Esch-sur-Sûre
Esch-sur-Sûre
Chronique d'une fusion annoncée
Les habitants de la commune de Esch-sur-Sûre devront se prononcer sur la fusion ou non des localités de Esch-sur-Sûre, Heiderscheid et Neunhausen par référendum le 7 juin dans le cadre de la réorganisation territoriale tant désirée par le Gouvernement. Si le “oui” l'emporte, la commune fera figure de pionnière dans le domaine. Rencontre avec le bourgmestre de Esch-sur-Sûre, Gilles Kintzelé.
M. Kintzelé, quels sont les objectifs majeurs recherchés par cette fusion?
Il s'agit surtout de régionaliser les services et d'offrir en contre-partie d'une part, des services de meilleure qualité, d'autre part, d'apporter des services supplémentaires à la population tout comme concrétiser de nouveaux projets au sein d'une seule commune.
Quels seraient ces nouveaux services, ces nouveaux projets?
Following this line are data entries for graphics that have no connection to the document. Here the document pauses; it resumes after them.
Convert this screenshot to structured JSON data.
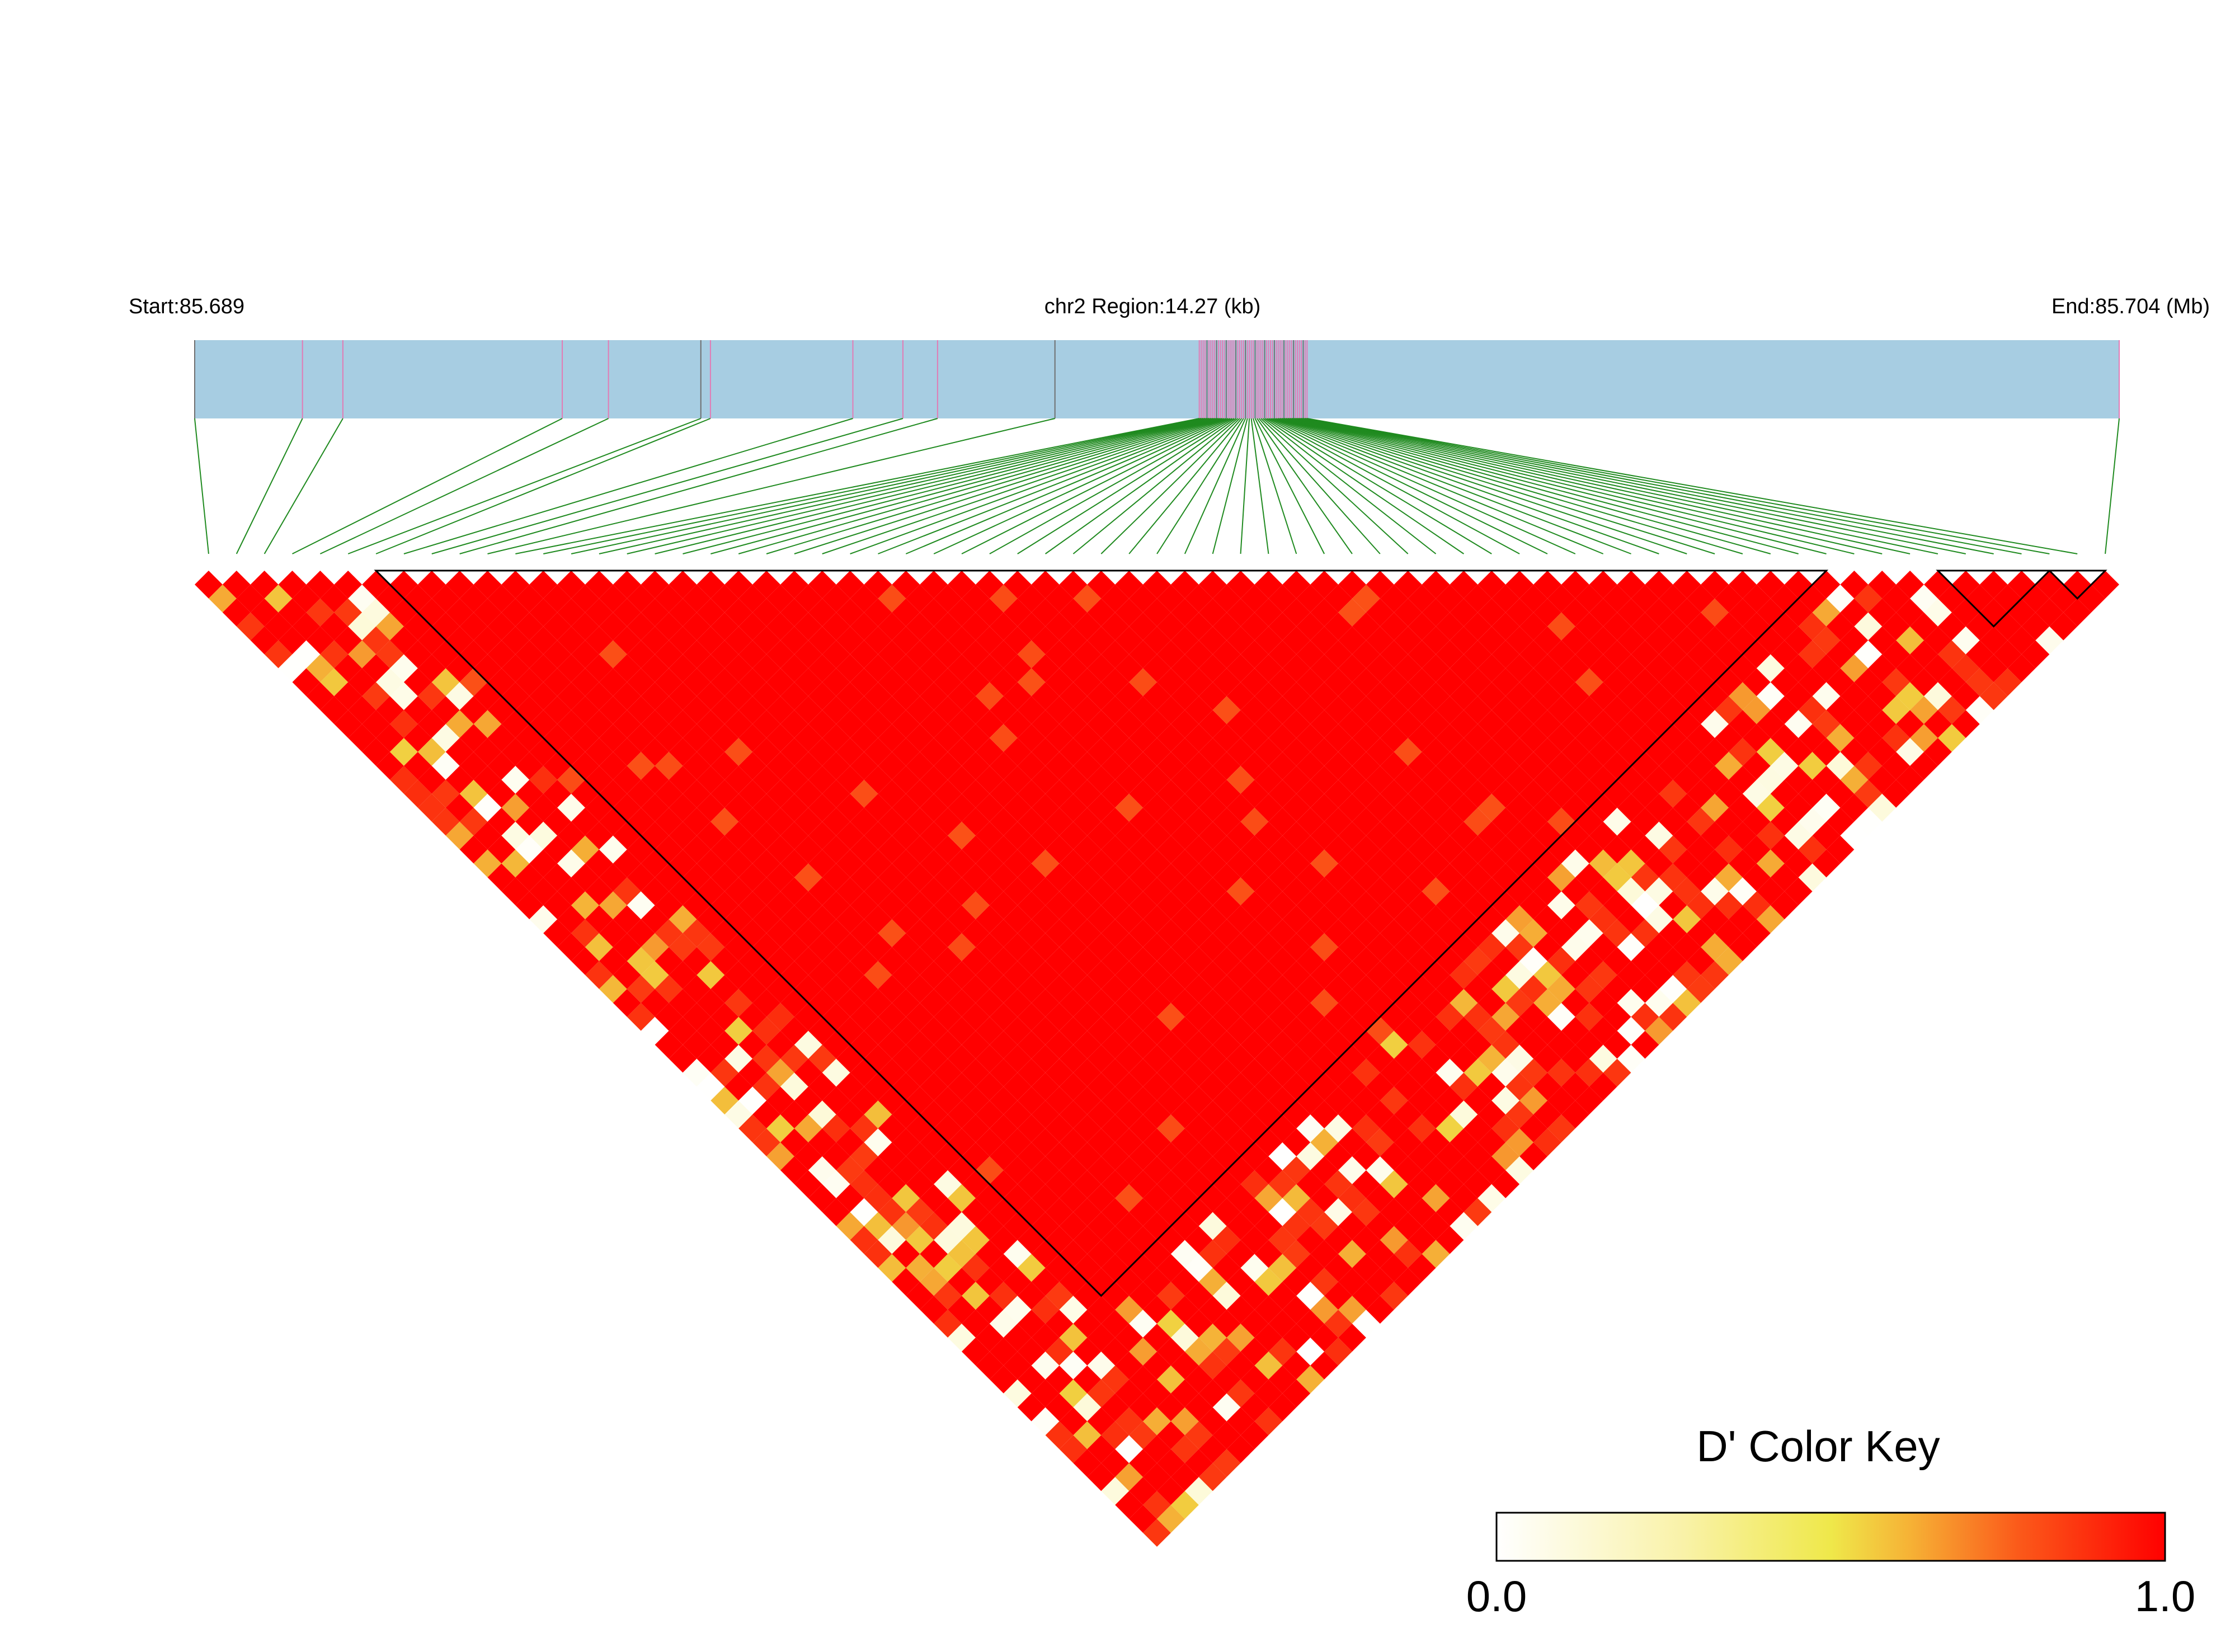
{
  "header": {
    "start_label": "Start:85.689",
    "region_label": "chr2 Region:14.27 (kb)",
    "end_label": "End:85.704 (Mb)"
  },
  "colors": {
    "gene_bar": "#a7cde2",
    "snp_mark": "#e27bb5",
    "connector": "#1f8a1f",
    "high": "#ff0000",
    "low": "#ffffff"
  },
  "chart_data": {
    "type": "heatmap",
    "description_hidden": true,
    "region_start_mb": 85.689,
    "region_end_mb": 85.704,
    "chromosome": "chr2",
    "region_kb": 14.27,
    "n_snps": 69,
    "snp_positions_fraction": [
      0.0,
      0.056,
      0.077,
      0.191,
      0.215,
      0.263,
      0.268,
      0.342,
      0.368,
      0.386,
      0.447,
      0.522,
      0.523,
      0.524,
      0.525,
      0.526,
      0.527,
      0.528,
      0.529,
      0.53,
      0.531,
      0.532,
      0.533,
      0.534,
      0.535,
      0.536,
      0.537,
      0.538,
      0.539,
      0.54,
      0.541,
      0.542,
      0.543,
      0.544,
      0.545,
      0.546,
      0.547,
      0.548,
      0.549,
      0.55,
      0.551,
      0.552,
      0.553,
      0.554,
      0.555,
      0.556,
      0.557,
      0.558,
      0.559,
      0.56,
      0.561,
      0.562,
      0.563,
      0.564,
      0.565,
      0.566,
      0.567,
      0.568,
      0.569,
      0.57,
      0.571,
      0.572,
      0.573,
      0.574,
      0.575,
      0.576,
      0.577,
      0.578,
      1.0
    ],
    "blocks": [
      [
        6,
        58
      ],
      [
        62,
        66
      ],
      [
        66,
        68
      ]
    ],
    "key": {
      "title": "D' Color Key",
      "min_label": "0.0",
      "max_label": "1.0",
      "min": 0.0,
      "max": 1.0
    }
  }
}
Il y en aurait beaucoup, citons donc les principaux. Parmi ceux-ci, des projets d'infrastructures comme la refonte de la voie vicinale dans certains villages. Nous voudrions construire une nouvelle mairie ainsi qu'un centre culturel à Eschdorf. Un autre projet important consisterait dans l'aménagement d'un parking couvert à Esch-sur-Sûre et dans l’instauration d’une politique de ville sans voitures afin de faire revivre le tourisme en forte baisse. Nous pensons également consolider et sécuriser les vestiges du Château de Esch-sur-Sûre, des travaux de rénovation qui auraient lieu plus rapidement que prévu en cas de fusion. Sachez que le ministère de l'Intérieur financera alors les PAG et les nouveaux plans communaux du cycle urbain de l'eau. Nous avons plus récemment opté pour un projet de maintien à domicile des personnes âgées, et ce, via une panoplie de mesures adéquates comme l'instauration d'un service de blanchisserie ainsi que de transport approprié aux personnes âgées afin qu'elles puissent se rendre aisément chez le médecin, par exemple. Je souhaite aussi l'extension de la zone d'activités de Heiderscheid pour laquelle nous bénéficierions d'un apport financier de l'Etat. Il en va de même pour le Pacte du logement dont les subventions de l'Etat s'élèveraient à 4000 euros par habitant. Cela n'est en effet possible que si nous fusionnons. Le cas échéant, nous ne pourrions pas remplir les conditions du Pacte avec moins de 300 habitants, car cela impliquerait une augmentation de la population de 10% sur 10 ans; en d'autres termes, nous devrions parvenir à quadrupler le nombre d'habitants dans la commune de Esch-sur-Sûre.
“L'union fait la force” donc, comme nous le soulignait récemment le ministre de l'Intérieur et de l'Aménagement du territoire?
Certainement. Très certainement. Je le répète, je suis convaincu que la fusion des communes ne peut que conduire à une amélioration des services administratifs. Sur le plan financier, les subventions qui nous seraient accordées nous permettraient de mener à bien de nouveaux projets. Seule ombre au tableau, la disparition des mairies. Cela impliquerait inévitablement une amélioration des services de mobilité, tout spécialement pour les personnes âgées, de même qu'optimiser les sites Internet des communes. Cependant, je suis certain que nos concitoyens ont conscience qu'il n'y a qu'une solution envisageable, répondre “oui”.
Avez-vous pour cela lancé une campagne de communication?
Elle est en train de se mettre en place. Une réunion d'information aura d'ailleurs lieu début mai. Je pense néanmoins qu'il est encore un peu tôt pour initier cette campagne.
Et si le “non” l'emporte, pensez-vous que cela pourrait faire boule de neige?
Ce serait vraiment dommage. Je crois que les toutes petites communes n'ont plus la possibilité de survivre dans l'état actuel des choses. Si le “non” l'emporte, que puis-je dire d'autre qu'espérer qu'il n'y aura pas d'effet boule de neige.
Le Gouvernement envisagerait également d'instaurer une échelle régionale. Etes-vous plutôt favorable à cette idée ou estimez-vous que cette mesure pourrait constituer un frein pour les communes?
C'est un autre débat. Sachez que de toute façon, les conseils échevinaux des différentes communes se voient régulièrement pour se concerter, évaluer les projets communs.
Si cela peut faciliter le travail de la commune, bien sûr; par contre, si cela constitue une nouvelle barrière aux délibérations au sein d'une commune de même que des difficultés administratives, c'est alors peu souhaitable.